L’Allemagne dit au revoir au nucléaire avec la mise à l’arrêt de ses trois derniers réacteurs
Une page d’histoire se tourne demain en Allemagne. Les trois derniers réacteurs nucléaires seront mis à l’arrêt. Une prolongation de trois mois et demi leur avait été accordée à l’automne dernier mais cette fois, le fameux slogan « Atom Nein Danke », « Nucléaire non merci », devient réalité six décennies plus tard.
De notre correspondant à Lingen, RFI
À Lingen, près de la frontière avec les Pays-Bas où se trouve une des trois centrales encore en activité, à J-1, l’indifférence générale règne. La messe est dite, car depuis 2011, il était clair que la centrale d’Emsland, le nom de la région, fermerait fin 2022.
Il s’agit d’une installation récente inaugurée en 1988 qui faisait partie du paysage sans susciter beaucoup de vagues. Des petites manifestations hostiles attiraient pour partie des activistes venus de l’extérieur. Les parents racontaient aux enfants que la tour de refroidissement fabriquait les nuages pour évoquer la vapeur émise. La ville de Lingen a profité du nucléaire avec des recettes fiscales importantes.
Dans cette ville, le tournant a été amorcé, ça n’est pas un couperet qui tombe demain. La centrale devra être surveillée de près et il faudra des années pour la démanteler, ce qui conserve des emplois. Et Lingen veut conserver son savoir-faire énergétique, car on y extrait du gaz et du pétrole. Dorénavant, les parcs éoliens de la mer du Nord proches doivent livrer de l’électricité qui servira à fabriquer de l’hydrogène avec une production à terme supérieure à celle de la centrale nucléaire d’aujourd’hui. Mais malgré cette sérénité, beaucoup, comme ailleurs en Allemagne, pensent qu’on aurait pu laisser tourner le réacteur performant plus longtemps.

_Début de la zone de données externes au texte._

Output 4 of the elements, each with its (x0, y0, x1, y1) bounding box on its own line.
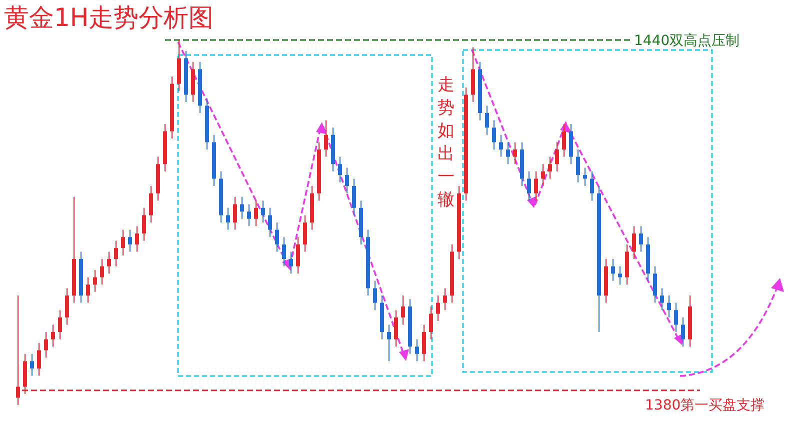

L’abandon du nucléaire au profit des énergies renouvelables
L’Allemagne abandonne le nucléaire alors que plusieurs autres pays développent cette source d’énergie. Il faut comprendre que l’opposition au nucléaire a une longue histoire en Allemagne avec d’importants mouvements hostiles. De nombreuses manifestations contre les centrales, les transports de déchets ont marqué l’histoire du pays. Avec l’arrivée au pouvoir du gouvernement de gauche alliant sociaux-démocrates et Verts sous la direction de Gerhard Schröder en 1998, la sortie du nucléaire est négociée avec les industriels.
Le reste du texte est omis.